Bishop Accountability
  At a Crossroads

The Pilot (Boston archdiocesan newspaper)
July 26, 2002

The July 20th Voice of The Faithful (VOTF) Conference confirmed our worst fears. Overriding an initial “mainstream” position on Church issues, keynote speakers derided the hierarchical structure of the Church, calling it a “medieval monarchical model;” asserted the need to “democratize” the Church; to ordain women to the priesthood; and to withhold contributions to the Church. Also, in clear reference to Cardinal Law, they called for the resignation of bishops who mishandled sexual abuse cases in the past.

While the leaders of VOTF have struggled to maintain a moderate image, the assembly’s boos and cheers left no doubt as to the intention of the convention participants. Each time Cardinal Law was mentioned, the crowd booed, while the above-mentioned agenda items received sustained ovations.

More moderate statements also heard on the floor such as, “VOTF stands for building up the Church, not tearing down.” and “Labels divide people; VOTF is about bringing people together,” have been contradicted by some of the group’s actions. Inviting a leader of an international dissident group, We Are Church, a group whose American branch includes such “mainstream” organizations as Dignity USA and Catholics for a Free Choice (See Analysis on page 4) was unfortunate, to say the least. Setting up a parallel fund to circumvent the Cardinal’s Appeal and willing to use it as leverage to advance their agenda is divisive.

On the other hand, let’s make a point clear. VOTF did not invent the sexual abuse scandal. Without that underlying cause, VOTF would have not been formed. It has been the anger provoked by mistakes made by some Church leaders that prompted a group of well-intentioned Catholic laity to organize. That anger was proportionate to the magnitude of a situation that touched those we love most — our children.

To support those who have been abused, to support priests of integrity, and even to shape some changes within Church can, in themselves, be virtuous goals, as long as they are pursued in communion with the Church, and not with confrontation and division. It would be another lost opportunity to have the energy unleashed by that righteous anger to be harnessed and misdirected toward agendas aimed at altering the nature of the Church.
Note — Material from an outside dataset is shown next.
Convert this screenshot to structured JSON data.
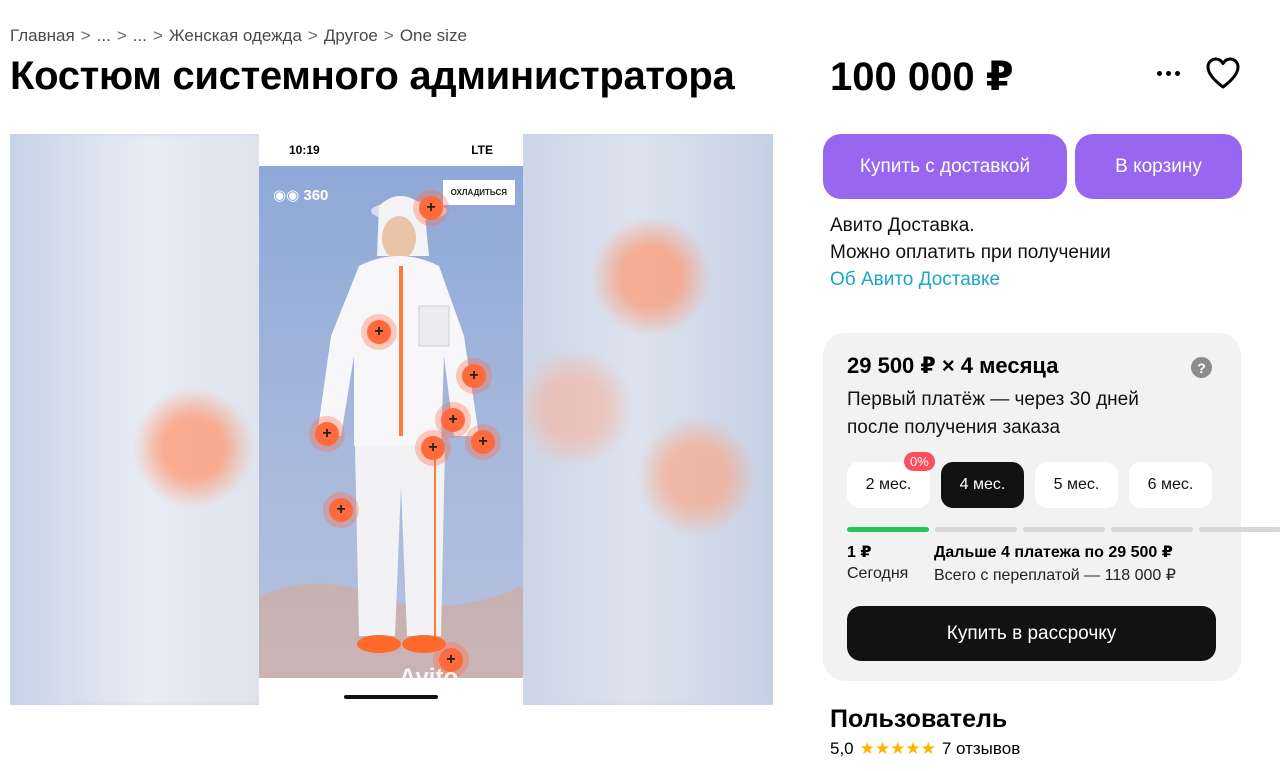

Many at that conference seem to have expressed their decision not to listen to their archbishop any longer. We urge them at least to listen to the Holy Father when he made reference to the action of groups seeking reform. Our section The Chair of Peter (See page 13) has been expanded to accommodate a papal address we propose for the reflection of all Catholics in the Archdiocese of Boston.

We hope that some of what we saw July 20 was the result of the understandable inexperience of those in leadership of VOTF. We hope that the good VOTF has to offer to the Church, as their successful outreach to some victims shows, will outweigh those tactical mistakes. We hope that they will reverse their stances against their archbishop. It is our hope that the ongoing conversations with the archdiocese will provide an opportunity also for them to listen, not only to speak.

Otherwise VOTF will become yet another splinter group that will add to the already long list of the American branch of We Are Church.